Eminim hepimiz aynı şeyi düşünüyorduk:

Kesin kötü bir haber geldi.

Belkide böyle düşünmemizin sebebi hayatımızda zil ve telefon seslerin kötü bir haber getirdiği kâânatine vardığımız da olabilirdi. Zil sanki özel yapıyormuş gibi acıklı acıklı çalıyordu. Aramızdaki bakışmalar kesildi ve ablam kapıya doğru yöneldi. Kapıyı açtı. Bizde onu takip ederek kapıya doğru yöneldik. Hepimiz birden şaşırmıştık çünkü kapıda dayım vardı. Acaba gecenin bu saatin de neden burdaydı ve geleceğinden bizi neden haberdar etmemişti? Biz bunları düşünürken hafiften korkulu ve esrarlı sesi ile düşüncelerimizi bölerek:

-Hadi! Köye gidiyoruz. Sadece çocukların montunu alsanız yeter.

Ablam titreyen sesi ile:

-Neden? Ne oldu ya?

-Hiç bir şey sormayın. Yolda her şeyi anlatacığım

Ablam bir robot gibi denilenleri yapıyor bir yandanda ağlıyordu.

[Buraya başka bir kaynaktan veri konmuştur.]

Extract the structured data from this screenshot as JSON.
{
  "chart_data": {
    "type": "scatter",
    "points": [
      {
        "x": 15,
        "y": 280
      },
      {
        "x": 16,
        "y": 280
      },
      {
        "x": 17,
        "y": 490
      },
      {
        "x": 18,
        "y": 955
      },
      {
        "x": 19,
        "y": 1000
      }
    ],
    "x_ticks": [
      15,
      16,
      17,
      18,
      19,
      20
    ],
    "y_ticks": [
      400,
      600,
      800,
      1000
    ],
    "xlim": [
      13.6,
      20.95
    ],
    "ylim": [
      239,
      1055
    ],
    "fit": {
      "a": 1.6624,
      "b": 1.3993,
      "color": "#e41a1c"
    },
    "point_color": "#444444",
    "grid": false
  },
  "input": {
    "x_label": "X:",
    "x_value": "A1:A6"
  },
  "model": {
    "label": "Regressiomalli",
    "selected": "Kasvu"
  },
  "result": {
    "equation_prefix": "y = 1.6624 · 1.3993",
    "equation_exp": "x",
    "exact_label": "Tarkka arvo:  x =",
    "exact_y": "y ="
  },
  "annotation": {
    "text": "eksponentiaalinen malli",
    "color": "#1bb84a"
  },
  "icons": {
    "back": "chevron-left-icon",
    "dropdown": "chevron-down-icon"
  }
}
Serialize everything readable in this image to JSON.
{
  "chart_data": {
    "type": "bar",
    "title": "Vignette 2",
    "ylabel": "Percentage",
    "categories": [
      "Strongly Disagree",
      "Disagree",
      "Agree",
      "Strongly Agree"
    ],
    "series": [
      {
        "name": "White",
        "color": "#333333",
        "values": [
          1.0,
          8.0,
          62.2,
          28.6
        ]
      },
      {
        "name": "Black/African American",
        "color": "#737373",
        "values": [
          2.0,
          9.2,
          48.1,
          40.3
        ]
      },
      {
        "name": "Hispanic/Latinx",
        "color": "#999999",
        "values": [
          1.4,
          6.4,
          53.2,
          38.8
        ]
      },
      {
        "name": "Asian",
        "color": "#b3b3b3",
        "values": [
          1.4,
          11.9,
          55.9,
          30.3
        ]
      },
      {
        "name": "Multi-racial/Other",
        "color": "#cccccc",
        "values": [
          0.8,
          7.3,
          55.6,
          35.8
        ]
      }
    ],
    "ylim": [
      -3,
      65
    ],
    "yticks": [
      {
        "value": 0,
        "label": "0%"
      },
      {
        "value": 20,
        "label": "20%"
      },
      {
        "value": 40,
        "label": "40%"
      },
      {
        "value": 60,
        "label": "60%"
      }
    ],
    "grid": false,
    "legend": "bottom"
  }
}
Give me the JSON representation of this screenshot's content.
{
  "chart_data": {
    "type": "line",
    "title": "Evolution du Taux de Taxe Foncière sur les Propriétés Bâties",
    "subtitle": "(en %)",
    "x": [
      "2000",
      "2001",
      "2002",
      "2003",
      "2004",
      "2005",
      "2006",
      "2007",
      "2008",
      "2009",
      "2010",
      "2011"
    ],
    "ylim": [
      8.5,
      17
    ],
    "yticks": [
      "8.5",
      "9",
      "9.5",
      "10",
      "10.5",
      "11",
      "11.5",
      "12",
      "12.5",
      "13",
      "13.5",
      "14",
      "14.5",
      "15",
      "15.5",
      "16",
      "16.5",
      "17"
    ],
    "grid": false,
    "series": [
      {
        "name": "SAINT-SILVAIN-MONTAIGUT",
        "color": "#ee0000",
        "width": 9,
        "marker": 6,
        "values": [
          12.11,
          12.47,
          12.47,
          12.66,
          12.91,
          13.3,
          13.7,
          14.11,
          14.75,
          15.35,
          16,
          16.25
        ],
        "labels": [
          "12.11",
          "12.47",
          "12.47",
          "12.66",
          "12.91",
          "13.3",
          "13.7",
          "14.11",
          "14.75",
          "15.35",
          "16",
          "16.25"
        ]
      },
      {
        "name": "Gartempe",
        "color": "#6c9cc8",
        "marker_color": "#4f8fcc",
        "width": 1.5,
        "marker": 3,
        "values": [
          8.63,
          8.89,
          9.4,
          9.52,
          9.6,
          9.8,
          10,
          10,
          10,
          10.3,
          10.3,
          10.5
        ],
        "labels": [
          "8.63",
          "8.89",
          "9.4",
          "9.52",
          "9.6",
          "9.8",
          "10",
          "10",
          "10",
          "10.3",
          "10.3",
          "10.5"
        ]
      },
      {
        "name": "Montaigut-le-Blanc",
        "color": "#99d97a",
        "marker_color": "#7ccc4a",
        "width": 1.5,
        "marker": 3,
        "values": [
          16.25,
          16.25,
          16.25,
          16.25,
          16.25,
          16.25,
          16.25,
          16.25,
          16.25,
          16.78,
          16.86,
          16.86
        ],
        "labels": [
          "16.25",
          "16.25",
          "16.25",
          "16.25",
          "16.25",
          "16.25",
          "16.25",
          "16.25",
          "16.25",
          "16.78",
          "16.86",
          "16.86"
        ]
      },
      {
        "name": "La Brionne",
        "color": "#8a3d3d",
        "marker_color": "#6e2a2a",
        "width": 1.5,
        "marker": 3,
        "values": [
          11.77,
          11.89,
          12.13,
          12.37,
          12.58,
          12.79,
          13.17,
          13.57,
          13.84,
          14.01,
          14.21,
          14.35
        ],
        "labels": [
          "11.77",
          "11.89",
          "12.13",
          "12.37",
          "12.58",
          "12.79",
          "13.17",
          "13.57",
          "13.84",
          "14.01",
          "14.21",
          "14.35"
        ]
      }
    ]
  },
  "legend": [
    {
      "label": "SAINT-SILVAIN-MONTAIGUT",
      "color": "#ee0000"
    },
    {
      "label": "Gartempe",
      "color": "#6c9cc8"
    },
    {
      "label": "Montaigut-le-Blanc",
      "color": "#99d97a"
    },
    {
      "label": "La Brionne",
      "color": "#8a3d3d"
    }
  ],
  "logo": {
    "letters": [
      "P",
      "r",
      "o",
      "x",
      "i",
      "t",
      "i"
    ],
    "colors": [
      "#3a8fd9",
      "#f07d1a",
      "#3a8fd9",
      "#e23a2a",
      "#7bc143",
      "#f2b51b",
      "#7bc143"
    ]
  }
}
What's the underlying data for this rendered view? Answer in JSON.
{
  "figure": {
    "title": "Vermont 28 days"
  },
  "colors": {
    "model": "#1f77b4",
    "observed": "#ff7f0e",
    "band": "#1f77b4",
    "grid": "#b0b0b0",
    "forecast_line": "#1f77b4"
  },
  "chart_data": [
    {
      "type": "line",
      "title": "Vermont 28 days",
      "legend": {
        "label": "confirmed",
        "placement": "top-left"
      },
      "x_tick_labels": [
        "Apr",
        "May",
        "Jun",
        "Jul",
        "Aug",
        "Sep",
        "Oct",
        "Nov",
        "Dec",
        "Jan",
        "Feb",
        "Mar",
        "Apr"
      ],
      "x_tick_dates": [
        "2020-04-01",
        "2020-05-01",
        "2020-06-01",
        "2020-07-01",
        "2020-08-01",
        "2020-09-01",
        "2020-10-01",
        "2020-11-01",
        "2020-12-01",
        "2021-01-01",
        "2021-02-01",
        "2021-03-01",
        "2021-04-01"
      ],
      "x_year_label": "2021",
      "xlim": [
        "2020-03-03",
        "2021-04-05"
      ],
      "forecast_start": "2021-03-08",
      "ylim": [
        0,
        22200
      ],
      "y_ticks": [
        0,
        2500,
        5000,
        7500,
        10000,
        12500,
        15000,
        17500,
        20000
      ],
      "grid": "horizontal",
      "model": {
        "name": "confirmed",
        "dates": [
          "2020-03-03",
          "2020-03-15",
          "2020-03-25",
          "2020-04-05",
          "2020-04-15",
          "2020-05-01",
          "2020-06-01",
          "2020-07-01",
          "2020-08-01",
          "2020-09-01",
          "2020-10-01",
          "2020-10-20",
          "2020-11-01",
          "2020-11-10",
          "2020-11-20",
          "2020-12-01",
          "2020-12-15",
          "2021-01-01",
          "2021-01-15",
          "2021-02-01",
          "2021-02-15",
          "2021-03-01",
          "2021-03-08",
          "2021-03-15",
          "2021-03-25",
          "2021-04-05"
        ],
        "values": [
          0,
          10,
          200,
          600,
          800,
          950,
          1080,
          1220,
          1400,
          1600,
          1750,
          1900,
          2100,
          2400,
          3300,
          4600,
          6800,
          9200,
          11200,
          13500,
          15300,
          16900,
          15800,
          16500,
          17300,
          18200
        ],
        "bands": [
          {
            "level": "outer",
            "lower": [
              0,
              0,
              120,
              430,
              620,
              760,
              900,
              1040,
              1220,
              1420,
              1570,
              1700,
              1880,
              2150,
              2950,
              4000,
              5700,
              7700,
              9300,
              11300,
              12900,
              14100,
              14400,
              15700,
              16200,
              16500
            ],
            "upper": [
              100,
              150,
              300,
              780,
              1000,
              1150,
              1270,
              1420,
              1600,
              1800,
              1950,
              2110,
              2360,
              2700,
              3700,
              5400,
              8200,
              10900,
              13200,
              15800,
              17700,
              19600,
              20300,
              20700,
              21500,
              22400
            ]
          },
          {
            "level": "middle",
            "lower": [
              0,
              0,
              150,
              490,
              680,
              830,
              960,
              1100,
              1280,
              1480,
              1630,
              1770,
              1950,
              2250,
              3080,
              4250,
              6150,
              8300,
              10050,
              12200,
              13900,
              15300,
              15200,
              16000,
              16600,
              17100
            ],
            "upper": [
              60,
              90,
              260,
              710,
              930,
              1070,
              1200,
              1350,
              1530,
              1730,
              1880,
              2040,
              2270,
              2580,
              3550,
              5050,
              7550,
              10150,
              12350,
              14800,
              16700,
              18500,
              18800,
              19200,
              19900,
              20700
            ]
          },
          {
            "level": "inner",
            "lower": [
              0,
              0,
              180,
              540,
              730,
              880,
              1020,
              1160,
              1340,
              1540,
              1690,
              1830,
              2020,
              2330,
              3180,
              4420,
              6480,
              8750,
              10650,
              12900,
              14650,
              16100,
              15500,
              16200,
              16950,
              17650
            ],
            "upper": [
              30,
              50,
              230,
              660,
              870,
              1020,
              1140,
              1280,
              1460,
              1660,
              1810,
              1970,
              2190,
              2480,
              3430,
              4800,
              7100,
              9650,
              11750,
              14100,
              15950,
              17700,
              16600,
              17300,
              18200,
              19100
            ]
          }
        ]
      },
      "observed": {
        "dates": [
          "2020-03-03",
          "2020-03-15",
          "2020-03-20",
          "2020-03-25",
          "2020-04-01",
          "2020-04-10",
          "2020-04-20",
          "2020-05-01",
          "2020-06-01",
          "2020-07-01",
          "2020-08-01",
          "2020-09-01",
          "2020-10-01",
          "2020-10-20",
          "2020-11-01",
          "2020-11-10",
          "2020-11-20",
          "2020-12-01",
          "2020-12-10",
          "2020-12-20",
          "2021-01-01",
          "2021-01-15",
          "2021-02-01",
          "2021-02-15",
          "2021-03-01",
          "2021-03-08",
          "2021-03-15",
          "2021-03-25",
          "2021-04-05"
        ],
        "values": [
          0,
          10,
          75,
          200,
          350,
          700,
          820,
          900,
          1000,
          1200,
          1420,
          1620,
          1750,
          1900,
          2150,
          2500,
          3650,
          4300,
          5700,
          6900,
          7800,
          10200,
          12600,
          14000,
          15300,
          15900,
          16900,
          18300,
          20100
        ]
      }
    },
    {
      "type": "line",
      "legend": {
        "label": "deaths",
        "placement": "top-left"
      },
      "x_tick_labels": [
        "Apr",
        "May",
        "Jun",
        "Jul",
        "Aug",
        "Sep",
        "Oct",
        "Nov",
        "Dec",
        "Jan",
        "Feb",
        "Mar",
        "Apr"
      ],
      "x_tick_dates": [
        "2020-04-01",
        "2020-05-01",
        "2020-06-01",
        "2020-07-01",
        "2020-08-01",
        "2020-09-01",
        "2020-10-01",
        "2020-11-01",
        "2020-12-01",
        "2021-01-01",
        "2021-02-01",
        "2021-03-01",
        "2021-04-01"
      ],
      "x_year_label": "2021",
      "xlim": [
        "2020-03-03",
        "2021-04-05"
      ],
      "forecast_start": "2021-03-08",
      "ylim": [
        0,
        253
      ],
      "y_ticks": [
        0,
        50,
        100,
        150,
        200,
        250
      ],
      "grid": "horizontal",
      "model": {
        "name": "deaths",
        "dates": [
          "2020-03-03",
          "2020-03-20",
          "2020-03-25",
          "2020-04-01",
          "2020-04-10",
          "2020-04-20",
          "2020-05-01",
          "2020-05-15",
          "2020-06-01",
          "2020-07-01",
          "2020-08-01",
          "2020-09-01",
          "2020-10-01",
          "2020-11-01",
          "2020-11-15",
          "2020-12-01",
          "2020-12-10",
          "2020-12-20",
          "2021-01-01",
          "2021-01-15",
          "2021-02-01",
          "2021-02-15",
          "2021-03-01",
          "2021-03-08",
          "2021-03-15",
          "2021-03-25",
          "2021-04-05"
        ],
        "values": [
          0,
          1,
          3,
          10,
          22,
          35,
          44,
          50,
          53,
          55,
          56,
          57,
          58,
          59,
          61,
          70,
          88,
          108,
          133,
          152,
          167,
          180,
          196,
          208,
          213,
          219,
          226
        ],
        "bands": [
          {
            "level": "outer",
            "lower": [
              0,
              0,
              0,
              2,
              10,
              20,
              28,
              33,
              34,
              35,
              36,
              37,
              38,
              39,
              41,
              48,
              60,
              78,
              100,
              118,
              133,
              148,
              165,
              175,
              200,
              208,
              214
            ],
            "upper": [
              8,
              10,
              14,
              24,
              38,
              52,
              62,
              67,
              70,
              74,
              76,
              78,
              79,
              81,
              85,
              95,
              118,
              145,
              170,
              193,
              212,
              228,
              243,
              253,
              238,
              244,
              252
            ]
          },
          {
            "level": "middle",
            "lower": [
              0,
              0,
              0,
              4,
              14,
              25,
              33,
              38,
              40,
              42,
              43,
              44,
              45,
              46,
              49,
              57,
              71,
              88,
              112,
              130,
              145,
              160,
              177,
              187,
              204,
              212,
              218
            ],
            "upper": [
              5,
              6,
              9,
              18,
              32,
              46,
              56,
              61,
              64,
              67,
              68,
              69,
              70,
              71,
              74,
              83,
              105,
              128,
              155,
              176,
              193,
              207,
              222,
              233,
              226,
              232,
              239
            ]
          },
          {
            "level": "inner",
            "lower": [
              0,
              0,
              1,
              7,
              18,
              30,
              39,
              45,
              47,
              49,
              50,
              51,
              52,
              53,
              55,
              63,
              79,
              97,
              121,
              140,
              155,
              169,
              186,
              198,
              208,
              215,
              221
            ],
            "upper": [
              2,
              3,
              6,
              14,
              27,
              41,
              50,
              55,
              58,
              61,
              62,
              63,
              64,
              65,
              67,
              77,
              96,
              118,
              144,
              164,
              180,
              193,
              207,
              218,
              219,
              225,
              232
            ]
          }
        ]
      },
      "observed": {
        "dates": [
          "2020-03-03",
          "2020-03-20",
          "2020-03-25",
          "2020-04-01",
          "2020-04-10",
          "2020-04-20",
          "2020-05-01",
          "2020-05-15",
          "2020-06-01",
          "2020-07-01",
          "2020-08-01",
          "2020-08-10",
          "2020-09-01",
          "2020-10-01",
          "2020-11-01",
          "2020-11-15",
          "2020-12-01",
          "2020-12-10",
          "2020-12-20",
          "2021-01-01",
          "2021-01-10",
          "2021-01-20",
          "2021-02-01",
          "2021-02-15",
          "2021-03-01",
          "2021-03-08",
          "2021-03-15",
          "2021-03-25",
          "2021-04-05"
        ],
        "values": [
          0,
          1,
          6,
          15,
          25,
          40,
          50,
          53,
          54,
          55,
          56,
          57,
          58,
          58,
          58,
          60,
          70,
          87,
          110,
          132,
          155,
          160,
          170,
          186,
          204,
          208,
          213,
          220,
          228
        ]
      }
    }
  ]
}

Niçin ve neden ağladığını o da bilmiyordu ama tahmin edebiliyordu. Eminim tahmin ettiğim gibi bu da dedemin planın bir parçasıdır. Hemen aşağı indik. Amcamın arabası ile gelmişlerdi. Diğer iki dayım ve amcam arabadaydı. Arbaya hızlıca bindik ve yola koyulduk.Aslı ablam Yasemin ablama acıklı gözlerle bakarak ve çok sakince,sanki normal bir şey olmuş gibi dayıma şöyle dedi:
-Ne oldu? Neden köye gidiyoruz?
-Oğuzu,Kerim öldürdü. Polisler sizi gelip sorguya çekerde ağızınızdan bir şey kaçırırsınız diye köye götürüyoruz.
Yasemin ablam sinir krizi geçiriyordu.
Saçlarını yoluyordu. Dayım onu tokatlıyor ve bir yandanda şöyle diyordu:
- Yasemin sakin ol kızım. Kendine gel.
Tam o sırada diğer dayım heycanlı bir şekli de şöyle dedi:
-Arakamızda biri bizi takip ediyor.
Kendi kendime bir bu eksikti dedim. Sanki filmdi yaşadıklarım. Kim takip ediyordu ki bizi? Yoksa polis miydi?